Manageable for cautious visitors but not enjoyable. Better to skip and visit in April or July if you have flexibility.
Timbangu Waterfall in December is more manageable than the larger or more remote East Lombok waterfalls because the trail through Lemor Forest is short and the gorge geography is forgiving. The falls are rebuilding power as the catchment recharges, but trail mud and leeches are at their peak and afternoon storms are reliable. A cautious morning visit is possible, but it's not the right month for most travellers — the forest is harder to enjoy in continuous wet weather and the small site offers little reward for the difficulty.
# Timbangu Waterfall in December: Manageable but Not Recommended
December is the wet month at Timbangu, and while it's more forgiving than the remote sites like Mayung Putek, it's still not a great visit. The trail through Lemor Forest is short enough that you can attempt the walk in any reasonable weather window, but the forest experience that makes Timbangu worthwhile in dry season is genuinely harder to enjoy in continuous monsoon conditions. Most travellers should skip this month.
The trail itself is the main issue. Lemor's path becomes muddy throughout, with the dirt sections turning to slippery clay and the rock sections becoming genuinely slick. Falls happen — usually minor, occasionally a twisted ankle. The 20-25 minute walk that's casual in dry season takes 30-40 minutes in December and requires concentration the whole way.
Leeches multiply in December. Lemor's wet undergrowth is exactly the right environment, and you'll likely pick up a few on a December visit. Salt or repellent in your pocket helps but doesn't eliminate the issue.
The falls themselves are rebuilding power as the catchment recharges, but the water runs brown rather than clear. You're not seeing the spring-fed clarity of dry season; you're seeing runoff carrying soil and forest debris. The plunge pool is unappealing for swimming and visually you can't see what's beneath you.
The wider forest experience that makes Timbangu worthwhile is also reduced. December's continuous wet weather pushes most birds to lower activity, the canopy is heavy and obscures distant viewing, and the slow-walking pace that works in dry season becomes uncomfortable when you're being rained on.
Despite all this, Timbangu does have some December advantages compared to the other waterfalls in this East Lombok group:
These advantages mean a careful December visit is reasonable in a way that a December Mayung Putek visit isn't. But "reasonable" doesn't mean "good."
Specific conditions where a December Timbangu visit is sensible:
The realistic December visit looks like: arrive at the entrance around 8:30 AM, wait for a weather window if needed, walk down to the falls in 30-40 minutes with care, brief time at the falls (no swimming), walk back, eat at the warung. Total time on site: 2 hours. Drive back to your base before afternoon storms build.
The quietest of the quiet months. Most December weekdays see fewer than 10 visitors at Timbangu. Some days see zero. The few visitors are usually Sasak day-trippers from Mataram or Selong who know the site doesn't require much effort. Foreign tourists are essentially absent.
This solitude is the December visit's main upside. If having the site to yourself matters and you can accept the trail conditions, December does deliver that.
Same as other months, with off-season accommodation pricing in the broader area:
Tetebatu or Sembalun homestay rates are at their annual lowest in December. If you're already in the area for the lower prices, building Timbangu into a Suela exploration day costs almost nothing.
If you write off Timbangu for December, the Suela area still has things to offer. Local Sasak villages around Suela have working farms, traditional architecture, and the kind of authentic rural Lombok experience that's increasingly hard to find. A morning village walk and a long lunch in Suela town is a perfectly good East Lombok day in December without any waterfall hiking.
The drive between Tetebatu and Sembalun via Pusuk Sembalun pass is also genuinely scenic in December — misty highland views, lush vegetation, occasional clear-weather panoramas. You can do this drive as a slow exploration day rather than rushing to a destination.

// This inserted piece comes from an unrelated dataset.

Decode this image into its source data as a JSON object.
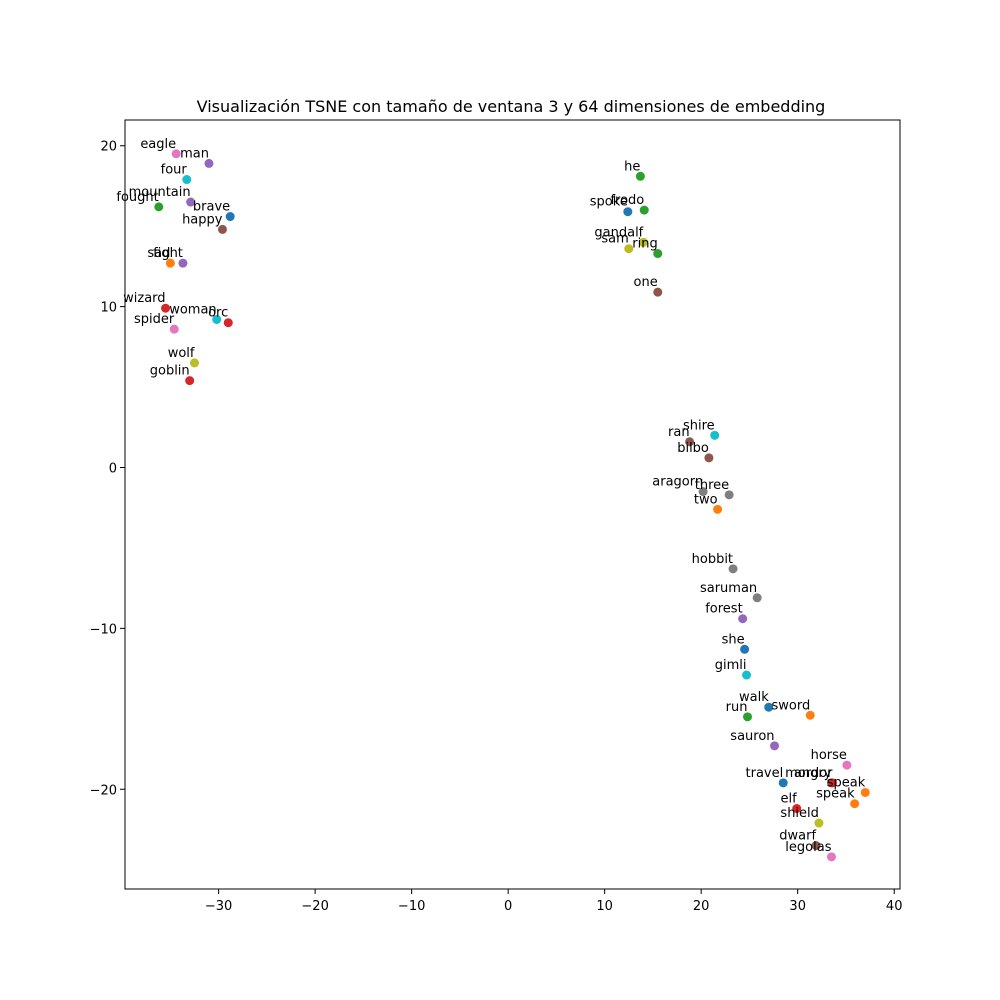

Timbangu in December is the wrong month for most travellers. The trail is harder than its short distance suggests, the falls are not at their best, and the forest experience that makes the site worthwhile in dry months is genuinely degraded. If you have any flexibility in your dates, push to April for peak flow or July/September for easier access.
If you're in Lombok in December and want a waterfall experience, Sendang Gile on Rinjani's north slopes is the more reliable choice — better infrastructure, shorter approach to the lower falls, more developed paths. Save Timbangu for a return trip.
If you're already in the Suela area in December for other reasons and a clear morning opens up, a careful Timbangu visit is fine. Just keep expectations modest.
If you're determined to visit a Lombok waterfall in December, Timbangu is honestly one of the more reasonable choices because the trail is short, the gorge isn't a flash-flow trap, and the entrance area has shelter. But even so, the experience won't be great — wet trail, modest brown-water cascade, slippery rocks, leeches. The smart December plan is to either skip waterfalls entirely and focus on the southern beaches between storm windows, or wait for a clear weather day and pair Timbangu with Suela village walks rather than other waterfalls. Don't expect the easy nature day that July or September deliver.